Heather R. Younger is an experienced keynote speaker, two-time author, and the CEO and Founder of Employee Fanatix, a leading employee engagement, leadership development, and DEI consulting firm, where she is on a mission to help leaders understand the power they possess to ensure people feel valued at work.
Known as The Employee Whisperer, Heather harnesses humor, warmth, and an instant relatability to engage and uplift audiences and inspire them into action.
Rooted in her belief that employees aren’t just numbers on the payroll but human beings with ideas that matter, Heather’s talks and workshops are dedicated to helping teams, leaders, and organizations shine by improving how they listen to, communicate with, and empower employees.
About The Art of Caring Leadership: How Leading with Heart Uplifts Teams and Organizations
If your people know you care about them, they will move mountains. Employee engagement and loyalty expert Heather Younger outlines nine ways to manifest the radical power of caring support in the workplace.
Heather Younger argues that if you are looking for increased productivity, customer satisfaction, or employee engagement, you need to care for your employees first.

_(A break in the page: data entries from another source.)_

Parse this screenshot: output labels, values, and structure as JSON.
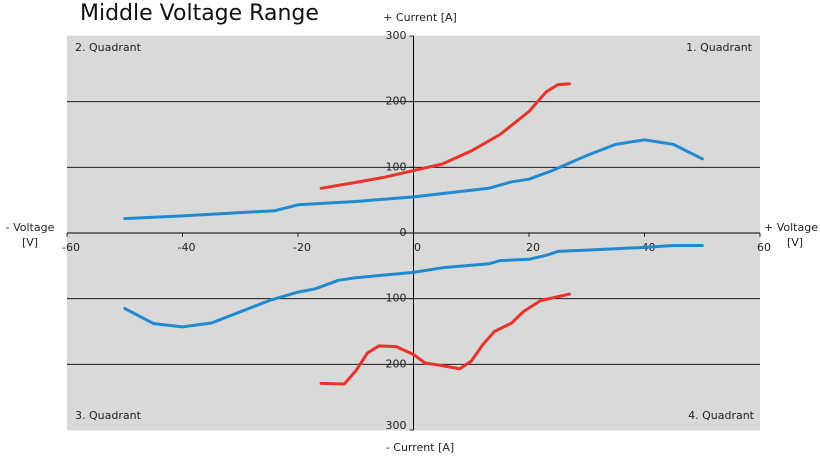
{
  "chart_data": {
    "type": "line",
    "title": "Middle Voltage Range",
    "y_label_top": "+ Current [A]",
    "y_label_bottom": "- Current [A]",
    "x_label_left": [
      "- Voltage",
      "[V]"
    ],
    "x_label_right": [
      "+ Voltage",
      "[V]"
    ],
    "quadrants": [
      "1. Quadrant",
      "2. Quadrant",
      "3. Quadrant",
      "4. Quadrant"
    ],
    "xlim": [
      -60,
      60
    ],
    "ylim": [
      -300,
      300
    ],
    "xticks": [
      -60,
      -40,
      -20,
      0,
      20,
      40,
      60
    ],
    "yticks": [
      {
        "value": -300,
        "label": "300"
      },
      {
        "value": -200,
        "label": "200"
      },
      {
        "value": -100,
        "label": "100"
      },
      0,
      100,
      200,
      300
    ],
    "grid": true,
    "background": "#d9d9d9",
    "series": [
      {
        "color": "#e8332b",
        "x": [
          -16,
          -10,
          -5,
          0,
          5,
          10,
          15,
          20,
          23,
          25,
          27
        ],
        "values": [
          68,
          77,
          85,
          95,
          105,
          125,
          150,
          185,
          215,
          226,
          227
        ]
      },
      {
        "color": "#1f8ad0",
        "x": [
          -50,
          -40,
          -30,
          -24,
          -20,
          -10,
          0,
          10,
          13,
          17,
          20,
          24,
          30,
          35,
          40,
          45,
          50
        ],
        "values": [
          22,
          26,
          31,
          34,
          43,
          48,
          55,
          65,
          68,
          78,
          82,
          95,
          118,
          135,
          142,
          135,
          113
        ]
      },
      {
        "color": "#1f8ad0",
        "x": [
          -50,
          -45,
          -40,
          -35,
          -30,
          -25,
          -20,
          -17,
          -13,
          -10,
          0,
          5,
          10,
          13,
          15,
          20,
          23,
          25,
          30,
          40,
          45,
          50
        ],
        "values": [
          -115,
          -138,
          -143,
          -137,
          -120,
          -103,
          -90,
          -85,
          -72,
          -68,
          -60,
          -53,
          -49,
          -47,
          -42,
          -40,
          -34,
          -28,
          -26,
          -22,
          -19,
          -19
        ]
      },
      {
        "color": "#e8332b",
        "x": [
          -16,
          -12,
          -10,
          -8,
          -6,
          -3,
          0,
          2,
          5,
          8,
          10,
          12,
          14,
          17,
          19,
          22,
          24,
          27
        ],
        "values": [
          -229,
          -230,
          -210,
          -183,
          -172,
          -173,
          -185,
          -198,
          -202,
          -207,
          -195,
          -170,
          -150,
          -137,
          -120,
          -103,
          -99,
          -93
        ]
      }
    ]
  }
}
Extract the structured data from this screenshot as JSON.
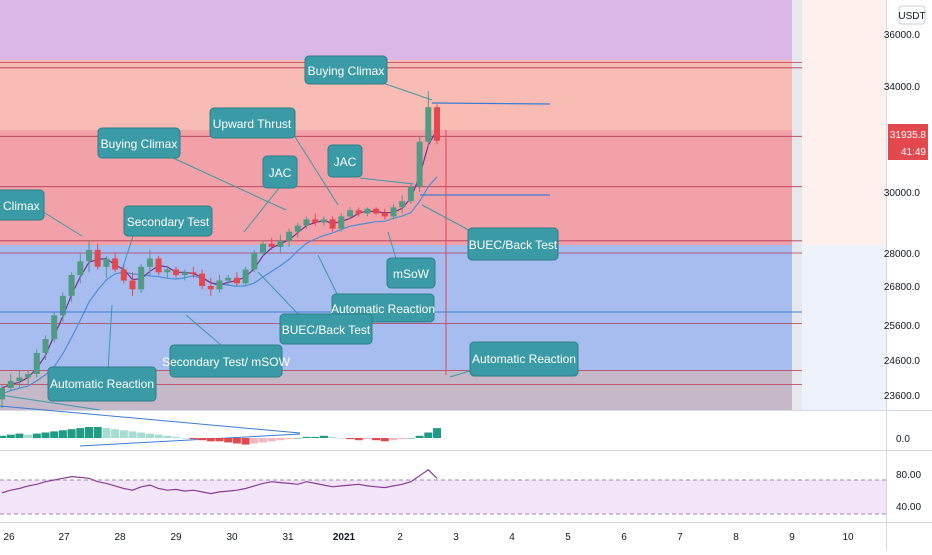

People will go the extra mile for leaders who show they are genuinely concerned not just with what employees can do but with who they are and can become. But while most leaders think of themselves as caring leaders, not all demonstrate that care in consistent ways. Your employees will judge you by your actions, not your intentions.
Based on Younger’s interviews with over eighty leaders for her podcast Leadership with Heart–including Howard Behar, former president of the Starbucks Coffee Company; Judith Scimone, senior vice president and chief talent officer at MetLife; Garry Ridge, CEO and chairman of the board of the WD-40 Company; and Shawnté Cox Holland, head of culture and engagement at Vanguard–this book outlines nine ways that leaders can make all employees feel included and cared for. She even provides access to a self-assessment so you can measure your progress as a caring leader. But this is not a cookie-cutter approach: just as Monet and Picasso expressed themselves very differently, each leader should express caring in his or her own unique, personal style.
Younger takes an often nebulous, subjective concept and makes it concrete and actionable. Leaders have the power to change the lives of those they lead. They shouldn’t just want to care, they should see caring as imperative for the success of their employees and their organization.